As usual, there is a war in Borogravia. Polly, a young girl, decides to join the army to look for her brother Paul, who joined up a while ago. So, Polly becomes Oliver and leaves her home. Under the lead of Sergeant Jackrum, Oliver and the other new recruits learn the ropes of warfare and discover the truth behind an increasingly desperate war.
I did not like Monstrous Regiment. There were two major problems I had with it: the tone didn’t feel right and the whole approach to the gender thing was one-dimensional at best.
With the premise, a lot could have been said about gender, about how we construct and perform it and how crossing gender lines is perceived. Instead, Pratchett makes two jokes about it and repeats them ad infinitum. One is the socks thing (men think with their socks!) and the other is that women apparently don’t curse. [While I agree that in a society like Borogravia’s, many women might have problem with cursing, it seemed awkward that all the women have that problem and especially the women who are comfortable enough with breaking basically every gender rule to join the fucking army.]

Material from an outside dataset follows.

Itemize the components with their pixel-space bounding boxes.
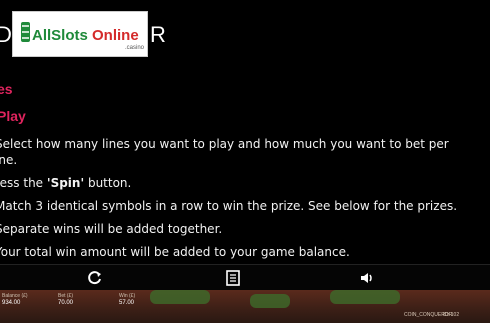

It just seemed like Pratchett missed many a chance to say something meaningful about gender.
The other thing was that the tone of the novel just didn’t work out. In Night Watch, the fun stuff worked to emphasise the dark stuff (and vice versa). In Monstrous Regiment, they obliterate each other: The fun stuff doesn’t seem funny and the dark stuff lacks emotional impact.
Add to that that there’s just not enough Sam Vimes in this novel and sadly, not even the awesome Abominations Unto Nuggan can save this book.